While the Party of Democratic Action (SDA) and Bosnia’s Croat Democratic Union (HDZ BiH) expressed opposition to the demand of Bosnia’s international administrator to elect the mayor of Mostar through a secret vote in the City Council, the left-leaning BH Bloc coalition said it should be fulfilled.
The new City Council of Mostar held its first session last week where it elected its leadership and formed the clubs of representatives of constituent peoples in the body.
The mayoral vote was, however, postponed because none of the candidates won enough votes and another round was set for February 10.
The candidate of the HDZ BiH, Mario Kordic, and the candidate of the ‘Coalition for Mostar’, led by the SDA, Zlatko Guzin, passed the first round.
Kordic received 14 votes, Guzin 11 and Irma Baralija, the candidate of the BH Bloc coalition, received five votes. Five councillors abstained.
However, according to the international official tasked with overseeing the civilian implementation of the 1995 Dayton Peace Agreement, Valentin Inzko, the vote was not conducted according to the Statute of the City of Mostar as it was public.
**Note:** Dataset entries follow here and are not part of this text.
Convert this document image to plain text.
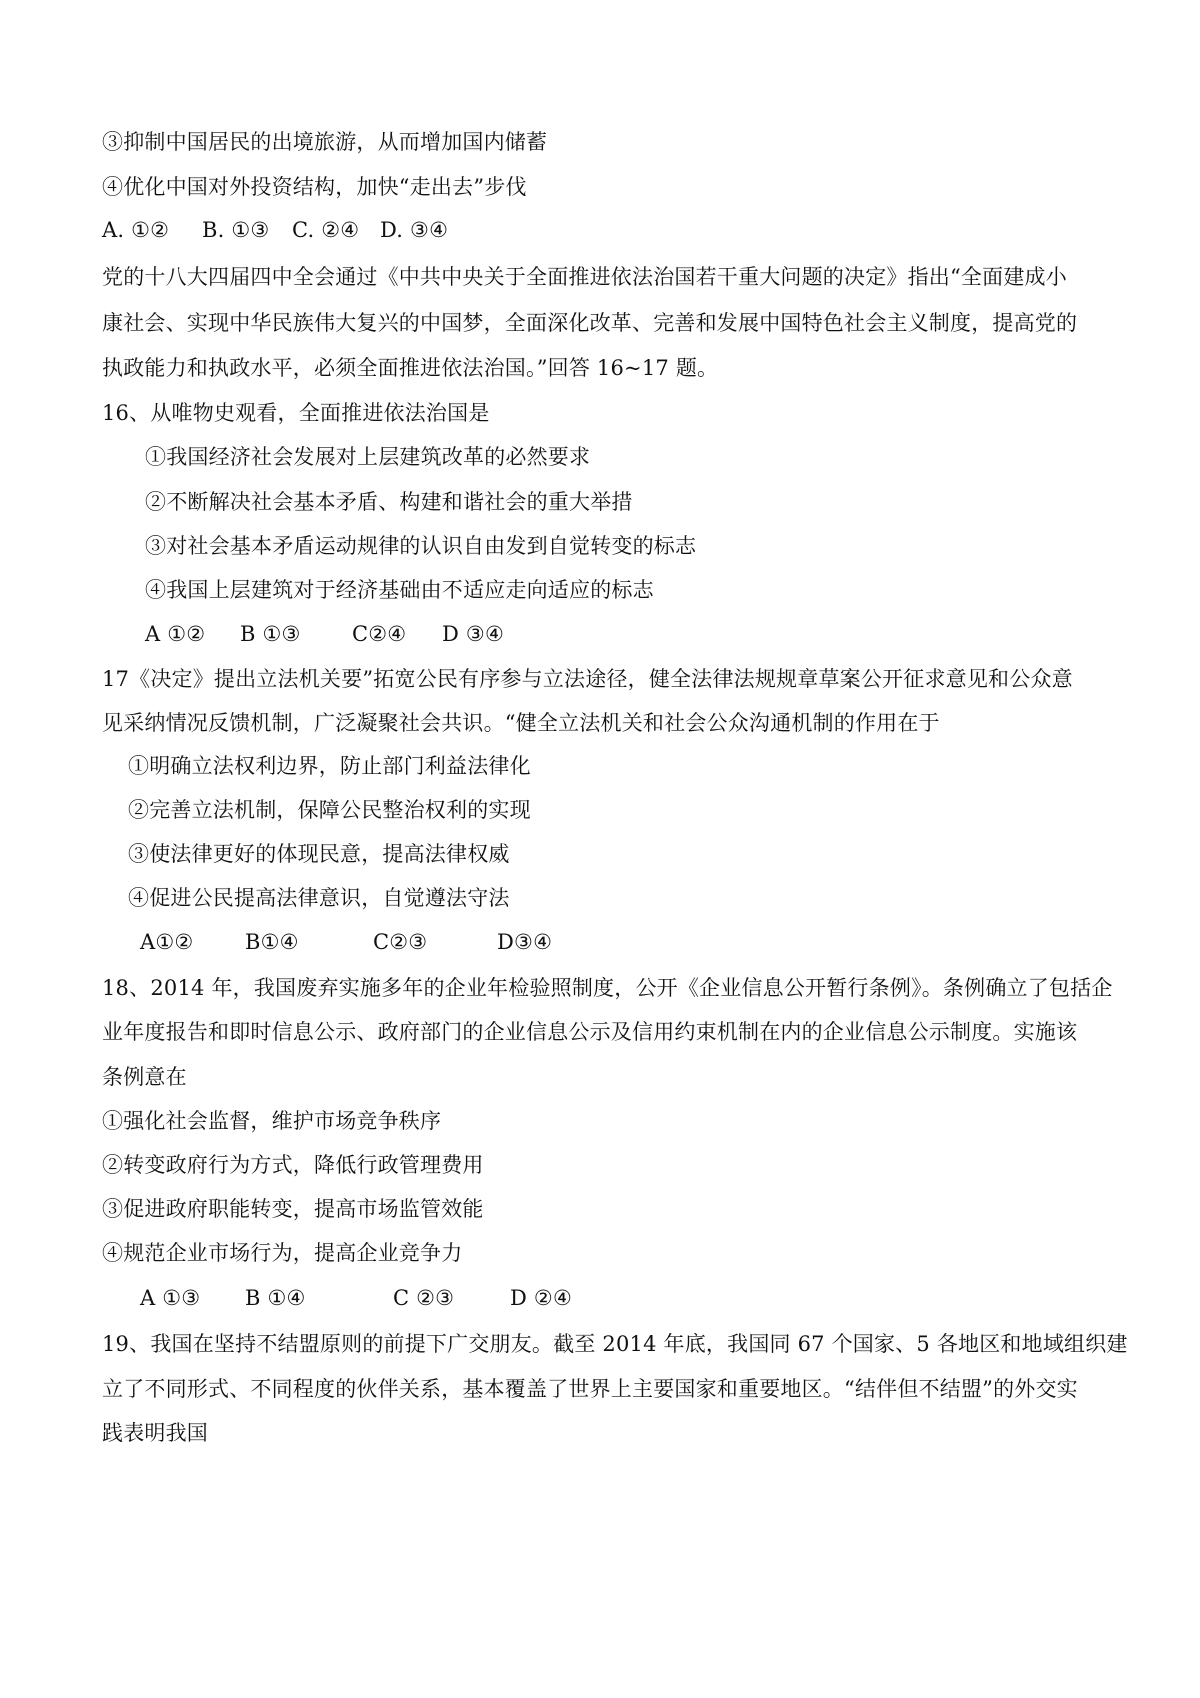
③抑制中国居民的出境旅游，从而增加国内储蓄
④优化中国对外投资结构，加快“走出去”步伐
A. ①② B. ①③ C. ②④ D. ③④
党的十八大四届四中全会通过《中共中央关于全面推进依法治国若干重大问题的决定》指出“全面建成小
康社会、实现中华民族伟大复兴的中国梦，全面深化改革、完善和发展中国特色社会主义制度，提高党的
执政能力和执政水平，必须全面推进依法治国。”回答 16~17 题。
16、从唯物史观看，全面推进依法治国是
①我国经济社会发展对上层建筑改革的必然要求
②不断解决社会基本矛盾、构建和谐社会的重大举措
③对社会基本矛盾运动规律的认识自由发到自觉转变的标志
④我国上层建筑对于经济基础由不适应走向适应的标志
A ①② B ①③ C②④ D ③④
17《决定》提出立法机关要”拓宽公民有序参与立法途径，健全法律法规规章草案公开征求意见和公众意
见采纳情况反馈机制，广泛凝聚社会共识。“健全立法机关和社会公众沟通机制的作用在于
①明确立法权利边界，防止部门利益法律化
②完善立法机制，保障公民整治权利的实现
③使法律更好的体现民意，提高法律权威
④促进公民提高法律意识，自觉遵法守法
A①② B①④	C②③	D③④
18、2014 年，我国废弃实施多年的企业年检验照制度，公开《企业信息公开暂行条例》。条例确立了包括企
业年度报告和即时信息公示、政府部门的企业信息公示及信用约束机制在内的企业信息公示制度。实施该
条例意在
①强化社会监督，维护市场竞争秩序
②转变政府行为方式，降低行政管理费用
③促进政府职能转变，提高市场监管效能
④规范企业市场行为，提高企业竞争力
A ①③ B ①④	C ②③	D ②④
19、我国在坚持不结盟原则的前提下广交朋友。截至 2014 年底，我国同 67 个国家、5 各地区和地域组织建
立了不同形式、不同程度的伙伴关系，基本覆盖了世界上主要国家和重要地区。“结伴但不结盟”的外交实
践表明我国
The vote must be secret, he stressed.
Inzko reminded that he had previously clearly expressed his opinion regarding the application of this provision of the Statute in his decision repealing a conclusion by the City Council from 2009 that said the vote should be public.
“As the final authority in the country regarding the interpretation of the Agreement on the implementation of the civilian part of the Peace Treaty, I call on you to take the necessary steps to remedy this situation by repeating the current procedural steps governing the election of the Mayor of Mostar, including the first round of voting for the mayor, and in this way to harmonize the election procedure fully with the Statute of the City of Mostar, and especially with paragraph 1 of Article 36 of the said Statute,” Inzko said.
According to the HDZ BiH, the annulment of the first round of voting represents “the opening of a legal and political vacuum due to purely procedural matters.”
“The decision on the public election of the mayor is the decision of the absolute majority of City Council councillors and we are unnecessarily entering a confusing situation that could disrupt all the dynamics in the establishment of executive power at the level of the City of Mostar,” the party said.
The SDA also said it resolutely supports the process to continue through a public vote.
“Those who seek a secret vote and call on the OHR to intervene to impose it obviously have no honourable intentions. The entire BiH public, and especially the people of Mostar, want to have a clear picture of who will support Dr. Zlatko Guzin from the Coalition for Mostar, and who will be on the side of Mario Kordic from the HDZ with their direct vote ‘for’ him or their abstention. The vote for the mayor of Mostar 12 years ago, which was conducted in secret, resulted in non-transparent manipulations and the election of HDZ candidates, despite the existence of a pro-Bosnian majority,” the SDA said.
The party said it will not allow for the vote to be secret and asked the Office of the High Representative (OHR) to not interfere with the vote and to respect the will of the majority in the Mostar City Council.
However, Nasa Stranka, one of the parties in the BH Bloc, argued that the “OHR is the legal interpreter of the Statute of the City of Mostar” and that the institution “has a right to comment and decide on whether a decision is in accordance with it.”
“According to their interpretation, the vote had to be secret and we will respect that,” the party said.
Baralija, who is a member of the party, said that the OHR decision could have been expected and that she will not give up on her candidacy.
She said that the city council decided to make the vote public due to “political pressures on the councillors coming from all sides.”
Mostar held its first local election since 2008 in December last year.
The process was enabled after the SDA and HDZ BiH, which were in power in the city, finally reached an agreement on how to implement a 2010 decision by the Constitutional Court regarding the election law for Mostar.